Tambores (photo: Leonel Mijangos - EnAntigua.com)

Tambores (photo: Leonel Mijangos - EnAntigua.com)

Loud, proud bass drumbeats in school parades; sad, slow beats of mourning in funeral processions; rapid, staccato snare drum ruffles accompanying glockenspiel chimes: Drums are part of human culture worldwide, but Guatemalan drumbeating is especially vigorous, more than ever in this month of patriotic celebrations.

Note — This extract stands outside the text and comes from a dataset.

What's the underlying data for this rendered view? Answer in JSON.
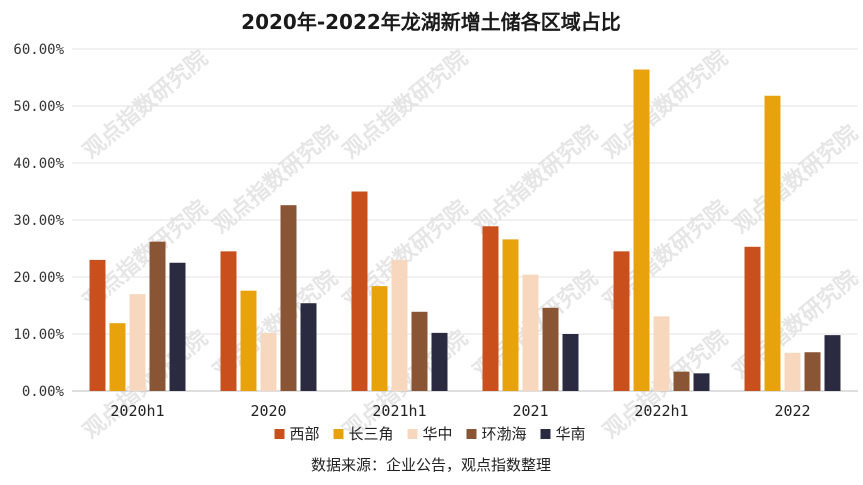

Archaeologists have uncovered many pieces of unadorned drums in digs into the oldest of Mayan lower-class housing sites. More elegantly decorated drums are depicted on many pre-Classic Maya pots and murals. Simple tambor beats continue millenniums later in traditional Mayan ceremonies. Drumming is within our souls, the infant beating with his spoon, the executive drumming fingers on the desk at boring meetings. However, those beats in the school parades are drums you really feel, waves of sound from dozens of big bass drums marching down the town’s narrow streets and echoing off the stucco walls.

Most schools throughout the country have drum-and-bugle corps—well, really they’re drum-and-glockenspiel marchers, maybe with one or two wind instruments. The metallic notes from vigorous student glockenspiel players are a steel version of the wooden tones from the country’s traditional marimbas. Watch the school troops practice along the streets, then watch them march proudly in independence celebrations. The shortest, smallest glockenspiel player-pounder seems to get the loudest sound out, though never enough to overpower the rows of enthusiastic snare drummers and bass beaters.

Enjoy the sound—and the feel—of all the drums of Guatemala, through schoolhouse windows in practice sessions, sweeping past you in parades, thumping in village ceremonies. Every day is drum time around here.